Dorset Lookout Tower - Dorset 

Once used for spotting forest fires, the Dorset Lookout Tower now stands as a lookout for the fiery reds and oranges of fall. Ascend 142-metres up the tower for a prime view of the rolling hills and lakes that spot the Haliburton Highlands.  

Insider's Tip:

The trail starts at the Dorset Heritage Museum which is a nice spot to explore if you have a spare hour. A must visit is Robinson's General Store, which is an old fashioned shop that sells everything from groceries to hardware. 

To visit the tower this fall advance tickets are required beginning Sept 16. Tickets will be required on weekends and Thanksgiving Monday from Sept 24 to Oct 16.

Sir Sam's Ski/RIDE - Eagle Lake

Take a ski lift to the top of Sir Sam's and see the splendour of Eagle Lake in fall spread out before you. Chairlift rides are offered Saturdays and Sundays until Thanksgiving weekend. Sir Sam's is also a popular spot for mountain biking, if you'd rather your fall colours come with a bit of a challenge. 

Insider's Tip:

Stop in at the on-site restaurant for something to warm you up, or head to Sir Sam's Inn & Spa to spend the night or dine at the Twin Fires Restaurant

Bon Echo Provincial Park

No list of spots to view fall colours would be complete without including this provincial park that is simply stunning in fall.
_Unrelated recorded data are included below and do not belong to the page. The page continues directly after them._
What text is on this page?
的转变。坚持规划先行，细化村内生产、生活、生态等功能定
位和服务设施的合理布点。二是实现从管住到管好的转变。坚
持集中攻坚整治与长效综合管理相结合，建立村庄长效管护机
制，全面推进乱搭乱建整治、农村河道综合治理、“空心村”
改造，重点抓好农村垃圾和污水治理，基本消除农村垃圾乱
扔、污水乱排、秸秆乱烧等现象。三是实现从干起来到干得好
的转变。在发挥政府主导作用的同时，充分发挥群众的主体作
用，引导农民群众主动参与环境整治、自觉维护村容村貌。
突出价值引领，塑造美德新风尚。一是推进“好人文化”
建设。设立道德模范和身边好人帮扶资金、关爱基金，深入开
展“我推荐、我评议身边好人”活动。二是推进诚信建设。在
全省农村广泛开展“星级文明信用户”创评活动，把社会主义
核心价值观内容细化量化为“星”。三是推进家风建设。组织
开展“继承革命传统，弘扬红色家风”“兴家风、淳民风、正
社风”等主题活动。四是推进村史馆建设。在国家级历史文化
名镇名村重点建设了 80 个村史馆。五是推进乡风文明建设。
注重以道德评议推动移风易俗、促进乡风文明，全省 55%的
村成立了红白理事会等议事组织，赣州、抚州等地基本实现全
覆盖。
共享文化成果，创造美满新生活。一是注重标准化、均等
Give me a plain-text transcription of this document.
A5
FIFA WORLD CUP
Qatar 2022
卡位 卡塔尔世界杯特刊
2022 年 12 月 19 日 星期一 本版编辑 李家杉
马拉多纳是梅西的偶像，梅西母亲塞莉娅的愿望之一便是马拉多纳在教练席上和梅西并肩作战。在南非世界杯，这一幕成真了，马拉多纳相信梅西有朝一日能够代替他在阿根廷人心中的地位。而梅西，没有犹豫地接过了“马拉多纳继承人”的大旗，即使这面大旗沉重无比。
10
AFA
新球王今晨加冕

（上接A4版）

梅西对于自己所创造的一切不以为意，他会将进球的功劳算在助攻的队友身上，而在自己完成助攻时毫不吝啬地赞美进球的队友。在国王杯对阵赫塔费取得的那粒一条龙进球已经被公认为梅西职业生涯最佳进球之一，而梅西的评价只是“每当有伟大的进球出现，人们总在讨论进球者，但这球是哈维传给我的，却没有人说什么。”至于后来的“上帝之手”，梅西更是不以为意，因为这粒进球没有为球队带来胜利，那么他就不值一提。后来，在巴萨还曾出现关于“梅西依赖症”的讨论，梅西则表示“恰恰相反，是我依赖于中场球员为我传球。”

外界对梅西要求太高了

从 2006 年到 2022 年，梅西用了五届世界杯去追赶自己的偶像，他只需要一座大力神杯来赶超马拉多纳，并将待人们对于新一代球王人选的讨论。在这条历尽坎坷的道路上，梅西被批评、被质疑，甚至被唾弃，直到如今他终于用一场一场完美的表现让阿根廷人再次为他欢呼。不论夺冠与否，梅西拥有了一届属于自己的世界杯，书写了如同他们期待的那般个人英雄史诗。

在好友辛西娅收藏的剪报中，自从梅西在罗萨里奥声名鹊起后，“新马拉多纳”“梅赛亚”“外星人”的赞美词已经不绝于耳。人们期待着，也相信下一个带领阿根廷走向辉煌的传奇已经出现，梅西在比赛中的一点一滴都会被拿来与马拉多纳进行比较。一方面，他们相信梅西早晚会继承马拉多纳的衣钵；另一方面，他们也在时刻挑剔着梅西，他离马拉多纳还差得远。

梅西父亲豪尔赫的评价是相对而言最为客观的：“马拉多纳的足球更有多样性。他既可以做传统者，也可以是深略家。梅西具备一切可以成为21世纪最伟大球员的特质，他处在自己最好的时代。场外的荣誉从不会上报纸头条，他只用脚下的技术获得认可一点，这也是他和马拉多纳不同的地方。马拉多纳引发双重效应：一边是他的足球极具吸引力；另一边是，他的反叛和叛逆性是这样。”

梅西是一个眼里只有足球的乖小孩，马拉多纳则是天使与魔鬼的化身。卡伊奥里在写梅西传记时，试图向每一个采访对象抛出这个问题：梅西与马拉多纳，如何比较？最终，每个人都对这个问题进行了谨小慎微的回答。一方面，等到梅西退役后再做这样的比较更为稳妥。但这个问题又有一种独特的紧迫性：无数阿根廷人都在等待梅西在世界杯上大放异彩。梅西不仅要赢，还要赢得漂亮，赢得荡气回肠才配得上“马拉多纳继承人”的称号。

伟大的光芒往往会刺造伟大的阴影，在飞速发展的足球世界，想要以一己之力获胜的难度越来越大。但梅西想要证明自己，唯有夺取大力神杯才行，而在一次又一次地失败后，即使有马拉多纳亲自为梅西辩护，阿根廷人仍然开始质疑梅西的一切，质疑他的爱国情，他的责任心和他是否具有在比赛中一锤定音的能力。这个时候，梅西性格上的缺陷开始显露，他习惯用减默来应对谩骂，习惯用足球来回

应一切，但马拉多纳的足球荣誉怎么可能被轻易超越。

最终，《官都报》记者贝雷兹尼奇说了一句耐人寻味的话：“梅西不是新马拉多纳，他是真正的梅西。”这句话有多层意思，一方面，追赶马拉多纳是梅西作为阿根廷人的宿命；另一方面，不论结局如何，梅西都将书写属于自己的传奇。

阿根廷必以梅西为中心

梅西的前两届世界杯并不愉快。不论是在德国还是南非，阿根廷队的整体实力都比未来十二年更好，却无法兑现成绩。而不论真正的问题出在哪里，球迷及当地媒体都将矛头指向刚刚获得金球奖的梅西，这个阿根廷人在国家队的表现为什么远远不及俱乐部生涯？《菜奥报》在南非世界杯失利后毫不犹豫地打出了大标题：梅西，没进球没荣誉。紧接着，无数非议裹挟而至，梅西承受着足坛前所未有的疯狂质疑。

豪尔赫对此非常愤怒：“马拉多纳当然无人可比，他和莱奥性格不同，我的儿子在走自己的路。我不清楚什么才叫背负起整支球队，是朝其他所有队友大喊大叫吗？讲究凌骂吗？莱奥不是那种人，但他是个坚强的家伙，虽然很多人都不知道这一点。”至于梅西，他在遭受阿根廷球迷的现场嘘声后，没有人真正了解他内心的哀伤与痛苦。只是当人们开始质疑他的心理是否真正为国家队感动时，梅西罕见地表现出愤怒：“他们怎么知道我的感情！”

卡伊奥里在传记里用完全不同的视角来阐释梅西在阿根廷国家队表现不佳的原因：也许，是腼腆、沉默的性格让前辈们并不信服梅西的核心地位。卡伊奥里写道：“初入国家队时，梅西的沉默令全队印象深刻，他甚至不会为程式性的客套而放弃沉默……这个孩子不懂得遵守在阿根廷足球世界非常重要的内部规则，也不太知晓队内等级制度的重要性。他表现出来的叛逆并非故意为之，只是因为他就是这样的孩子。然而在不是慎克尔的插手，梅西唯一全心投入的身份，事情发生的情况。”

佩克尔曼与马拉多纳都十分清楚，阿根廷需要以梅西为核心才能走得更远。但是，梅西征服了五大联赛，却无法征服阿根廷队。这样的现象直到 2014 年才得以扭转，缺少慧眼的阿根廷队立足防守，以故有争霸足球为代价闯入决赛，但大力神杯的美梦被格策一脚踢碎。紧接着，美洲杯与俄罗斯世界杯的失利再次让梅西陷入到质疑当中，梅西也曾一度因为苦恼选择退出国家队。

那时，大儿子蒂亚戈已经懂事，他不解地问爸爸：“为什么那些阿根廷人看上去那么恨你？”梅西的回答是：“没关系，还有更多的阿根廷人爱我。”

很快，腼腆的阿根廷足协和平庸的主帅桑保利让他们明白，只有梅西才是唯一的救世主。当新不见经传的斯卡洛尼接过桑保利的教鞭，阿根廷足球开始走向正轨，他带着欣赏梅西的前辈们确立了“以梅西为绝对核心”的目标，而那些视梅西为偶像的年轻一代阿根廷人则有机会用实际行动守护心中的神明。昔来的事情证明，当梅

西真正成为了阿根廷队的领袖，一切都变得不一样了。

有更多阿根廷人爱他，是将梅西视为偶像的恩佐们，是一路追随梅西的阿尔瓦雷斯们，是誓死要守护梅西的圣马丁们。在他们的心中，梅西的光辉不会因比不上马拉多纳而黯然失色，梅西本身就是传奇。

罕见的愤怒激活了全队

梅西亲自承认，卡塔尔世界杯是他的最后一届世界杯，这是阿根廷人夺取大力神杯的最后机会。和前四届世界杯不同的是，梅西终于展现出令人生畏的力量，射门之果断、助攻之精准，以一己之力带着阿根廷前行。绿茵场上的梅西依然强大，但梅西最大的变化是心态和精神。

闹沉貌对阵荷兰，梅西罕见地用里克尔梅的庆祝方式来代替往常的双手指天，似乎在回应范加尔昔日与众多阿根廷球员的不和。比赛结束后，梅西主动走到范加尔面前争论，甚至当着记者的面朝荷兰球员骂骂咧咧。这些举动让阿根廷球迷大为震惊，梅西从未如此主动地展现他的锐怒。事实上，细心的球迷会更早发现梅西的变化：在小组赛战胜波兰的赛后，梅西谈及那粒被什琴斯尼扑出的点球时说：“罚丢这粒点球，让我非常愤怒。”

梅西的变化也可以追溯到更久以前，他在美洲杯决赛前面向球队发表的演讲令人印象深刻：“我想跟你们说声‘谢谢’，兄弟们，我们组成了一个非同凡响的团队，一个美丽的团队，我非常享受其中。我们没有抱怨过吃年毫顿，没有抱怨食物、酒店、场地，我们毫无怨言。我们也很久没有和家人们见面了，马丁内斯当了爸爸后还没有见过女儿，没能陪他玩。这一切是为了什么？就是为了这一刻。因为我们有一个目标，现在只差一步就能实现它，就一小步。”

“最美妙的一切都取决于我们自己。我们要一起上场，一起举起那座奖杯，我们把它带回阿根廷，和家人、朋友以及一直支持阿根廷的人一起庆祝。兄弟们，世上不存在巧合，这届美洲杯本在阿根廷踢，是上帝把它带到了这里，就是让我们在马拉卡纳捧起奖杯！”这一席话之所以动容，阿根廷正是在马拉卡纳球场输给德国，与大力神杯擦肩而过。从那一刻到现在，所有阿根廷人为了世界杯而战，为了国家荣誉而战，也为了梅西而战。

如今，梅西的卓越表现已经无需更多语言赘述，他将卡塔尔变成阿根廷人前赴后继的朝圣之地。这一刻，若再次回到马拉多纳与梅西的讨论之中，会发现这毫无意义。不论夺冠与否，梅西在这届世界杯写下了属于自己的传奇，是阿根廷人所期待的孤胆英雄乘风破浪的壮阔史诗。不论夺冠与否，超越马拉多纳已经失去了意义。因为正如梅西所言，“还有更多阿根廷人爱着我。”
Hike these vast forests to see Mazinaw Rock up close and personal. This park is exceptionally busy all year long but day passes are available for trail use. Worth the drive!

Insider's Tip:

See the foliage from a different perspective - the water. Rent a canoe or kayak from Bon Echo Outfitters, but remember to bring your camera with you as the autumn views here are phenomenal.